İlk önce âcizlik lisanıyla yapılan şehadeti, daha sonra da fakirlik lisanıyla yapılan şehadeti tefekkür edelim:
Mesela bir çocuk görseniz, tek eliyle bir treni çekiyor. Hemen dersiniz ki:
— Bu treni çeken bu çocuk olamaz, çünkü bu treni çekmek için gereken kuvvet bu çocukta yoktur. O hâlde benim göremediğim başka bir kuvvet olmalıdır. Bu çocuk sadece o kuvvetin bir perdesidir.

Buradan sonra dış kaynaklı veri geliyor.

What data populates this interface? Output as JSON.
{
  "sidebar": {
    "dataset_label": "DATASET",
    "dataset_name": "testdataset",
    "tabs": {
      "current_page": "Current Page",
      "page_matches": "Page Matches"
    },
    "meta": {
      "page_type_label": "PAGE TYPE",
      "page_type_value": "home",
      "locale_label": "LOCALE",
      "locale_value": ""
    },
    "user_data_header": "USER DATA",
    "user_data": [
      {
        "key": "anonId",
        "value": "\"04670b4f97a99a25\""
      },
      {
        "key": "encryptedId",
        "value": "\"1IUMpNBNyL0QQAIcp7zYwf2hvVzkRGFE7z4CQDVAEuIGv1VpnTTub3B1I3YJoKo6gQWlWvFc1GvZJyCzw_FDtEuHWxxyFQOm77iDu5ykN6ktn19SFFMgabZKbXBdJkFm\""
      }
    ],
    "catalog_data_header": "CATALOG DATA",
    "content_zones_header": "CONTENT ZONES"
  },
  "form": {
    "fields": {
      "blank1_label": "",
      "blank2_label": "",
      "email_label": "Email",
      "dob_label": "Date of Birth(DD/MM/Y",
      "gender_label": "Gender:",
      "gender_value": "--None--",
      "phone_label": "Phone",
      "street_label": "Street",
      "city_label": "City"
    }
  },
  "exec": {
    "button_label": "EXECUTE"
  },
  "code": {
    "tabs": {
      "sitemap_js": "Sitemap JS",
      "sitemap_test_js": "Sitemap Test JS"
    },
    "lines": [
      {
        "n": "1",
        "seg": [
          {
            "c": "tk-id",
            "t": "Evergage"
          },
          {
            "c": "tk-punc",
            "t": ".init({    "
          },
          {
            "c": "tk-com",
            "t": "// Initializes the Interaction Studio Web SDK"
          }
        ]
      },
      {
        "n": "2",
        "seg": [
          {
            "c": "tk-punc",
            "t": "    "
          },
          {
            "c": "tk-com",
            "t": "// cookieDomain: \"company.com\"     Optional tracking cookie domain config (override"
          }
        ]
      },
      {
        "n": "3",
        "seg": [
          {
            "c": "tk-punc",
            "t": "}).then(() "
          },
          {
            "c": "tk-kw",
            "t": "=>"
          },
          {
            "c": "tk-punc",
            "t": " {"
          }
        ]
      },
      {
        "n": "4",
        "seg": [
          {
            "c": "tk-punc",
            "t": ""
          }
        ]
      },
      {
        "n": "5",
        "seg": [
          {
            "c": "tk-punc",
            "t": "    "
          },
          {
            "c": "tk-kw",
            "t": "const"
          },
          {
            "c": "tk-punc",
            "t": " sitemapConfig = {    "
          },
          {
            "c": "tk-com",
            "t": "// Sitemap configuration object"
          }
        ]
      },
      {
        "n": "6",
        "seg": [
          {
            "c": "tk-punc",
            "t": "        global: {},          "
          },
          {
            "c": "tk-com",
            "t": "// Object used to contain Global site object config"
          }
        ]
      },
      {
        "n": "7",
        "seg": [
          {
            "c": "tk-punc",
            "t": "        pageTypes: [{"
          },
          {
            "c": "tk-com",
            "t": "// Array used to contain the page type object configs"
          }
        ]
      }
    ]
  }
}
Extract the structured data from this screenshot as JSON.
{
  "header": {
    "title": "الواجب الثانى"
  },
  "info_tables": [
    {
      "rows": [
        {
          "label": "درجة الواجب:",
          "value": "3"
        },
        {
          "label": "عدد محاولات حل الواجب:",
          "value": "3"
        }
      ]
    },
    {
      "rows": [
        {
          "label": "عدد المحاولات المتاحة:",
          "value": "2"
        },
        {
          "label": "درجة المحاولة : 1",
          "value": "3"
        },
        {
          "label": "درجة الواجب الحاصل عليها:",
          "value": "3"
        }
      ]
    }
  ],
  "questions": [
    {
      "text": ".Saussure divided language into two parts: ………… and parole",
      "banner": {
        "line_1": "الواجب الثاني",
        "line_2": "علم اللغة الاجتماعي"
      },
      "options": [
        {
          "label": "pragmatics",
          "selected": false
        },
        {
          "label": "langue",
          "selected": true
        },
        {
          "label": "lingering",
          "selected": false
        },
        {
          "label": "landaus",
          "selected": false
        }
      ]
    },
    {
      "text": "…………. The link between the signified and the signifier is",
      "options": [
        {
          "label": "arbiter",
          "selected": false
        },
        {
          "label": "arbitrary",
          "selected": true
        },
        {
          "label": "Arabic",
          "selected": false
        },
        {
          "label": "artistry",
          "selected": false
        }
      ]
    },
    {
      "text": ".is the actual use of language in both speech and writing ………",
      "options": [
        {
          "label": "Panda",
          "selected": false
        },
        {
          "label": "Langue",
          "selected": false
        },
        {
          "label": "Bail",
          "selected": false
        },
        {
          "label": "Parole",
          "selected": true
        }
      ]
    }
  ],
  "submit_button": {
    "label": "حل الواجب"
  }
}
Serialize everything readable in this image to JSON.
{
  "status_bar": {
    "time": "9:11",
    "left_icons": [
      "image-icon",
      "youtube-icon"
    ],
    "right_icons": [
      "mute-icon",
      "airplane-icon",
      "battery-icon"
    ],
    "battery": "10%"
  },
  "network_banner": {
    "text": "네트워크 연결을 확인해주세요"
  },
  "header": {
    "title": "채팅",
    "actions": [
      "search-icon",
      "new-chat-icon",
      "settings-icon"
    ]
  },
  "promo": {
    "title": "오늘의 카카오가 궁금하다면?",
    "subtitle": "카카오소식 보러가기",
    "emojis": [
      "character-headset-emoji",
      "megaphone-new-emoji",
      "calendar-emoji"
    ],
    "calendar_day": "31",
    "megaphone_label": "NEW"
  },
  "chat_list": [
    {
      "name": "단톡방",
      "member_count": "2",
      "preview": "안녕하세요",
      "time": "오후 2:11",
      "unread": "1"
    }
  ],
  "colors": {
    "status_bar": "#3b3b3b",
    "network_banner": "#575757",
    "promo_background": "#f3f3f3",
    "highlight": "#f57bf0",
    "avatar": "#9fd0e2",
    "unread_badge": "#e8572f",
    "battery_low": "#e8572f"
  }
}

Size bu muhakemeyi yaptıran şey, sebep ile netice arasındaki dengesizliktir. Misaldeki çocuk sebeptir, treni çekmesi ise neticedir. Sebebin gayet zayıf ve âciz olması, neticenin meydana gelebilmesi için ise büyük bir kuvvete ihtiyaç duyulması o sebebi faillik makamından tardeder ve başka bir failin varlığını ispat eder.
Yani misalimizdeki çocuk aczinin lisan-ı hâliyle der ki:
— Bu treni çekmek için hadsiz bir kuvvete ihtiyaç vardır ki bu kuvvetin binde biri bende bulunmaz. İşte bu hâl ispat eder ki treni çeken ben değilim. Ben sadece bir perdeyim.
Aynen bu misalde olduğu gibi, her bir varlık da nihayetsiz acziyle birlikte harikulade işler yapar. Mesela:
– Küçücük tohumlar dağ gibi ağaçları taşır.
– Ağaçlar elleri hükmündeki dallarla; renkleri, tatları ve şekilleri farklı meyveleri bizlere sunar.
– Simsiyah toprak âdeta bir kazan olur kaynar, içinde her türlü sebzeyi pişirir.
– Zehirli bir böcek balı yapar.
– Elsiz bir böcek ipeği dokur.
Evet, saymakla bitiremeyeceğimiz kadar çok mucizevî işler her an gözümüz önünde yapılıyor. Neticeleri meydana getiren sebepler gayet âciz ve basit iken, onlardan meydana gelen neticeler gayet sanatlı, hikmetli ve kıymetli oluyor.
İşte bu hâl ispat eder ki neticeleri yaratan, sebepler değildir. Bilakis bu işleri yapan Allahu Teâlâ’dır. Sebepler ise sadece Allah’ın kudretine bir perdedir.
Demek her bir varlığın, zatındaki acziyet ile beraber kendi kuvvetinin binler fevkinde işler yapması, aczin lisan-ı hâliyle bir şehadettir ki sânileri olan Allah’ın vücub-u vücudunu ilan ve ispat ederler.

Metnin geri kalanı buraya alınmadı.